Um cinema do asco, uma tomada de posição estética e política, um foco de rebelião, fortemente carnavalizada, em relação à ditadura militar e à alienação causada pelo consumo de massa, sob a égide dos EUA. Assuntina das Amérikas pode ser tudo isso e mais. Em contraposição à “bosta colorida” que é produzida no “sistema de supermercado”, Rosemberg Filho “vomita” uma obra engajada, uma colagem de imagens potentes, cujo simbolismo apresenta-se, tal qual um rizoma, como um mundo simbólico aberto, em que o espectador é levado a tomar uma posição diante da tela, buscando, entre essas imagens, performances e provocações, sentidos que são, simultaneamente, estéticos e políticos.
Crítico voraz do cinema de entretenimento, Rosemberg Filho produz uma obra fortemente ensaística e reflexiva, cujas performances se atropelam numa mise-en-scène rizomática, construída através de colagens de planos aparentemente desconexos. De fato, a obra não mantém uma linearidade narrativa, mas Rosemberg Filho utilizou ostensivamente o recurso da colagem para montar um filme que pressupõe certo talento interpretativo de um leitor atento e, de certo modo, independente. Somos levados, portanto, a performar diante da tela, buscando sentidos fugazes, porém potentes.
II
Fazer cinema é um ato político. Essa disposição se infiltra por toda obra de Rosemberg Filho. Em Assuntina das Amérikas, somos bombardeados logo no início do filme não por um manifesto, mas por uma declaração. Logo de cara, Rosemberg Filho nos apresenta o argumento do filme – mas ainda não sabemos como ele transformará essa declaração em mise-en-scène, força primordial da obra. Transcrevo a declaração abaixo:
Esse filme nada mais é do que um momento de reflexão, uma reflexão crítica dos anos 70, uma imagem perdida, uma definição da imagem, uma imagem cósmica frente ao sistema de imagens fabricadas. Uma imagem fabricada é igual a centenas de pessoas que vivem enganadas pela realidade. A realidade da imagem. O som é uma imagem auditiva. Já o supermercado é uma imagem falsa do progresso. Vocês vivem 24h as imagens falsas e contraditórias do sistema de supermercado.

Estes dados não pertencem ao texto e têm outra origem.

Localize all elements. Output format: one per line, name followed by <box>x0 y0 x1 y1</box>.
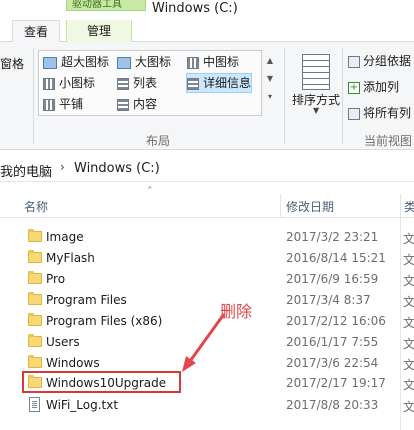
layout-details[interactable]: 详细信息 <box>185 73 253 93</box>
folder-icon <box>28 334 42 347</box>
list-item[interactable]: Image 2017/3/2 23:21 文 <box>20 227 414 248</box>
column-divider[interactable] <box>400 194 401 218</box>
column-headers: 名称 修改日期 类 <box>0 194 414 218</box>
extra-large-icons-icon <box>43 56 57 69</box>
gallery-scroll[interactable]: ▲ ▼ ▾ <box>264 52 276 114</box>
tiles-icon <box>43 98 55 111</box>
details-icon <box>187 77 199 90</box>
tab-manage[interactable]: 管理 <box>66 20 132 42</box>
window-title: Windows (C:) <box>152 1 238 16</box>
layout-medium-icons[interactable]: 中图标 <box>187 53 239 71</box>
medium-icons-icon <box>187 56 199 69</box>
layout-gallery: 超大图标 大图标 中图标 小图标 列表 详细信息 平铺 内容 <box>38 50 262 116</box>
large-icons-icon <box>117 56 131 69</box>
gallery-up-icon[interactable]: ▲ <box>264 52 276 70</box>
list-item[interactable]: Pro 2017/6/9 16:59 文 <box>20 269 414 290</box>
list-icon <box>117 77 129 90</box>
pane-label-fragment[interactable]: 窗格 <box>0 55 24 72</box>
folder-icon <box>28 313 42 326</box>
content-icon <box>117 98 129 111</box>
size-all-columns-button[interactable]: 将所有列 <box>348 104 411 122</box>
group-by-icon <box>348 55 360 68</box>
layout-list[interactable]: 列表 <box>117 74 157 92</box>
ribbon: 窗格 超大图标 大图标 中图标 小图标 列表 详细信息 平铺 内容 ▲ ▼ ▾ … <box>0 42 414 150</box>
arrow-icon <box>182 313 226 372</box>
column-header-type[interactable]: 类 <box>404 198 414 215</box>
text-file-icon <box>29 397 40 412</box>
layout-small-icons[interactable]: 小图标 <box>43 74 95 92</box>
layout-group-label: 布局 <box>146 134 171 148</box>
breadcrumb: 我的电脑 › Windows (C:) <box>0 156 414 182</box>
gallery-more-icon[interactable]: ▾ <box>264 88 276 106</box>
highlight-box <box>22 371 181 393</box>
tab-view[interactable]: 查看 <box>12 20 60 43</box>
folder-icon <box>28 250 42 263</box>
folder-icon <box>28 229 42 242</box>
size-columns-icon <box>348 107 360 120</box>
column-divider[interactable] <box>280 194 281 218</box>
context-tab-label: 驱动器工具 <box>72 0 122 10</box>
breadcrumb-my-computer[interactable]: 我的电脑 <box>0 161 52 180</box>
small-icons-icon <box>43 77 55 90</box>
sort-by-icon[interactable] <box>302 54 330 90</box>
add-column-icon: + <box>348 81 360 94</box>
ribbon-separator <box>342 48 343 144</box>
folder-icon <box>28 271 42 284</box>
ribbon-separator <box>33 48 34 144</box>
layout-extra-large-icons[interactable]: 超大图标 <box>43 53 109 71</box>
list-item[interactable]: MyFlash 2016/8/14 15:21 文 <box>20 248 414 269</box>
folder-icon <box>28 355 42 368</box>
add-column-button[interactable]: + 添加列 <box>348 78 399 96</box>
layout-tiles[interactable]: 平铺 <box>43 95 83 113</box>
chevron-down-icon[interactable]: ▼ <box>313 106 319 115</box>
layout-large-icons[interactable]: 大图标 <box>117 53 171 71</box>
list-item[interactable]: WiFi_Log.txt 2017/8/8 20:33 文 <box>20 395 414 416</box>
folder-icon <box>28 292 42 305</box>
group-by-button[interactable]: 分组依据 <box>348 52 411 70</box>
ribbon-tab-row: 查看 管理 <box>0 20 414 43</box>
column-header-date[interactable]: 修改日期 <box>286 198 334 215</box>
layout-content[interactable]: 内容 <box>117 95 157 113</box>
gallery-down-icon[interactable]: ▼ <box>264 70 276 88</box>
breadcrumb-drive-c[interactable]: Windows (C:) <box>74 161 160 176</box>
chevron-right-icon[interactable]: › <box>60 160 65 174</box>
title-bar: 驱动器工具 Windows (C:) <box>0 0 414 20</box>
current-view-group-label: 当前视图 <box>364 134 413 148</box>
ribbon-separator <box>284 48 285 144</box>
column-header-name[interactable]: 名称 <box>24 198 48 215</box>
list-item[interactable]: Program Files 2017/3/4 8:37 文 <box>20 290 414 311</box>
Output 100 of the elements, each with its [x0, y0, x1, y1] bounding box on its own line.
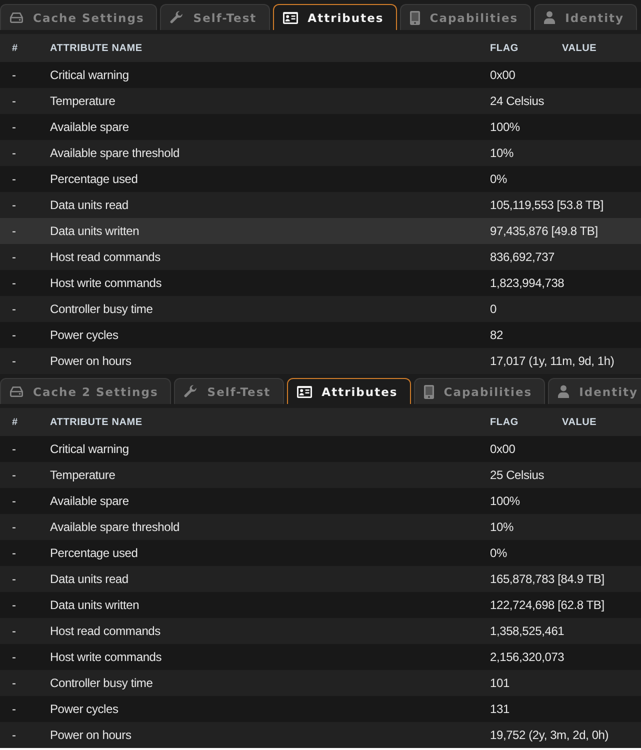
tab[interactable]: Attributes — [286, 378, 411, 404]
table-cell: - — [12, 442, 16, 456]
table-row[interactable]: - Data units written 97,435,876 [49.8 TB] — [0, 218, 641, 244]
tab[interactable]: Self-Test — [160, 4, 270, 30]
table-row[interactable]: - Power on hours 17,017 (1y, 11m, 9d, 1h) — [0, 348, 641, 374]
tab[interactable]: Identity — [534, 4, 638, 30]
table-cell: 10% — [490, 146, 514, 160]
table-cell: Available spare threshold — [50, 146, 180, 160]
table-row[interactable]: - Host read commands 836,692,737 — [0, 244, 641, 270]
table-cell: Power on hours — [50, 354, 132, 368]
column-header: FLAG — [490, 42, 518, 54]
table-cell: 2,156,320,073 — [490, 650, 564, 664]
table-row[interactable]: - Available spare threshold 10% — [0, 140, 641, 166]
table-cell: 10% — [490, 520, 514, 534]
table-row[interactable]: - Critical warning 0x00 — [0, 436, 641, 462]
table-cell: - — [12, 198, 16, 212]
table-cell: 25 Celsius — [490, 468, 544, 482]
table-cell: - — [12, 328, 16, 342]
table-row[interactable]: - Power cycles 131 — [0, 696, 641, 722]
table-cell: Critical warning — [50, 442, 129, 456]
table-row[interactable]: - Data units read 105,119,553 [53.8 TB] — [0, 192, 641, 218]
table-row[interactable]: - Percentage used 0% — [0, 540, 641, 566]
table-cell: 100% — [490, 120, 520, 134]
table-cell: - — [12, 224, 16, 238]
drive-icon — [10, 12, 23, 23]
table-cell: - — [12, 172, 16, 186]
tab[interactable]: Capabilities — [400, 4, 532, 30]
table-cell: Controller busy time — [50, 302, 153, 316]
table-cell: Controller busy time — [50, 676, 153, 690]
table-cell: - — [12, 302, 16, 316]
column-header: VALUE — [562, 416, 597, 428]
table-cell: - — [12, 250, 16, 264]
tab[interactable]: Self-Test — [174, 378, 284, 404]
tab[interactable]: Capabilities — [414, 378, 546, 404]
table-cell: Percentage used — [50, 546, 138, 560]
phone-icon — [410, 10, 420, 24]
column-header: VALUE — [562, 42, 597, 54]
column-header: ATTRIBUTE NAME — [50, 42, 142, 54]
table-cell: - — [12, 276, 16, 290]
phone-icon — [424, 384, 434, 398]
table-row[interactable]: - Host write commands 2,156,320,073 — [0, 644, 641, 670]
table-cell: - — [12, 120, 16, 134]
table-cell: Power cycles — [50, 702, 118, 716]
column-header: ATTRIBUTE NAME — [50, 416, 142, 428]
table-cell: Power cycles — [50, 328, 118, 342]
table-cell: 17,017 (1y, 11m, 9d, 1h) — [490, 354, 614, 368]
table-row[interactable]: - Controller busy time 101 — [0, 670, 641, 696]
table-row[interactable]: - Percentage used 0% — [0, 166, 641, 192]
table-cell: - — [12, 94, 16, 108]
table-cell: - — [12, 702, 16, 716]
table-row[interactable]: - Available spare 100% — [0, 114, 641, 140]
drive-icon — [10, 386, 23, 397]
table-cell: Host write commands — [50, 650, 162, 664]
table-row[interactable]: - Temperature 24 Celsius — [0, 88, 641, 114]
table-cell: Critical warning — [50, 68, 129, 82]
table-row[interactable]: - Controller busy time 0 — [0, 296, 641, 322]
table-cell: 165,878,783 [84.9 TB] — [490, 572, 604, 586]
tab[interactable]: Attributes — [272, 4, 397, 30]
table-cell: Available spare threshold — [50, 520, 180, 534]
table-row[interactable]: - Data units written 122,724,698 [62.8 TB] — [0, 592, 641, 618]
table-cell: 0x00 — [490, 442, 516, 456]
tab[interactable]: Identity — [548, 378, 641, 404]
table-cell: Available spare — [50, 494, 129, 508]
column-header: FLAG — [490, 416, 518, 428]
table-cell: - — [12, 354, 16, 368]
table-row[interactable]: - Available spare threshold 10% — [0, 514, 641, 540]
id-card-icon — [296, 386, 312, 398]
table-cell: - — [12, 728, 16, 742]
table-row[interactable]: - Available spare 100% — [0, 488, 641, 514]
table-cell: Data units written — [50, 224, 140, 238]
table-row[interactable]: - Temperature 25 Celsius — [0, 462, 641, 488]
table-cell: 24 Celsius — [490, 94, 544, 108]
table-cell: Host write commands — [50, 276, 162, 290]
table-cell: Power on hours — [50, 728, 132, 742]
table-cell: Data units read — [50, 572, 128, 586]
table-cell: - — [12, 468, 16, 482]
table-cell: 1,823,994,738 — [490, 276, 564, 290]
table-row[interactable]: - Host read commands 1,358,525,461 — [0, 618, 641, 644]
table-cell: 836,692,737 — [490, 250, 555, 264]
table-row[interactable]: - Power on hours 19,752 (2y, 3m, 2d, 0h) — [0, 722, 641, 748]
table-cell: - — [12, 624, 16, 638]
wrench-icon — [184, 385, 198, 398]
table-cell: 97,435,876 [49.8 TB] — [490, 224, 598, 238]
table-row[interactable]: - Critical warning 0x00 — [0, 62, 641, 88]
table-cell: - — [12, 520, 16, 534]
table-cell: Host read commands — [50, 250, 160, 264]
table-row[interactable]: - Host write commands 1,823,994,738 — [0, 270, 641, 296]
person-icon — [558, 385, 570, 398]
column-header: # — [12, 416, 18, 428]
table-cell: 19,752 (2y, 3m, 2d, 0h) — [490, 728, 609, 742]
table-row[interactable]: - Data units read 165,878,783 [84.9 TB] — [0, 566, 641, 592]
table-row[interactable]: - Power cycles 82 — [0, 322, 641, 348]
table-cell: 0% — [490, 172, 507, 186]
table-cell: 0% — [490, 546, 507, 560]
tab[interactable]: Cache 2 Settings — [0, 378, 172, 404]
tab[interactable]: Cache Settings — [0, 4, 158, 30]
person-icon — [544, 11, 556, 24]
table-cell: Data units written — [50, 598, 140, 612]
table-cell: - — [12, 494, 16, 508]
table-cell: 100% — [490, 494, 520, 508]
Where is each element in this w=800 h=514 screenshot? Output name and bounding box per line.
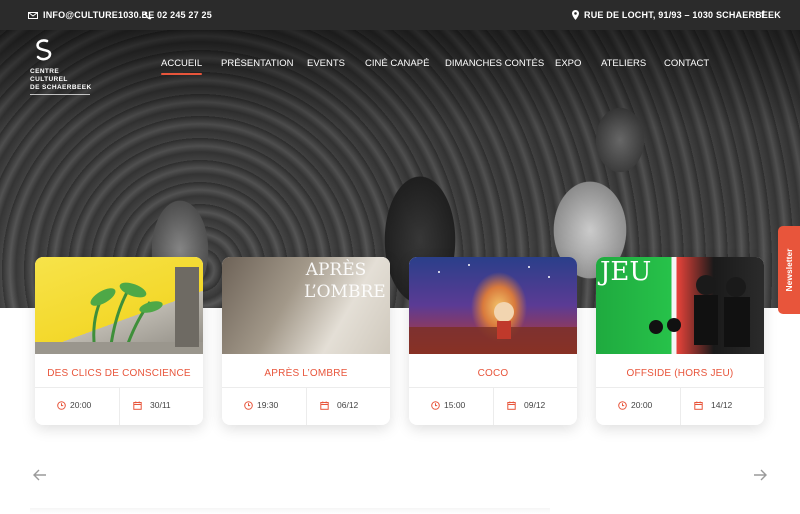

No trecho acima, o autor salienta a alienação que envolve o cotidiano do brasileiro, sob o signo das “imagens falsas e contraditórias do sistema de supermercado”. Contudo, o filme seria um momento de reflexão. Podemos considerar que esse ensejo, marcadamente liminar, é capaz de contribuir para a reinvenção da realidade crua. A reflexividade é amplificada pelo caráter carnavalizado e performático do filme, que eleva esteticamente realidades sociais através do delírio e da experimentação. As “imagens cósmicas” de Assuntina das Amérikas são dados históricos performados, re-apresentados através de imagens gozadas e críticas. Com efeito, a crítica de Rosemberg Filho é, simultaneamente, burlesca e provocadora.
Nesse sentido, Assuntina das Amérikas é uma obra ambígua, entre o sarcasmo e a acusação. Emprego o termo “carnavalização” no sentido em que Bakhtin conceituou: uma espécie de crítica pelo deboche, gozação ou riso. As relações de mise-en-scène presentes na obra, marcadamente teatralizadas, através das quais os gestos, falas e expressões adquirem um peso propositalmente exagerado e burlesco, contribuem para a carnavalização, formando um grande conjunto de deboches em meio ao horror da repressão ditatorial e da alienação do consumo de massas, ambos fortemente influenciados pela presença do capital estrangeiro na emergente – e “miraculosa” – economia brasileira (tema que o diretor explora também em “Crônica de um industrial”).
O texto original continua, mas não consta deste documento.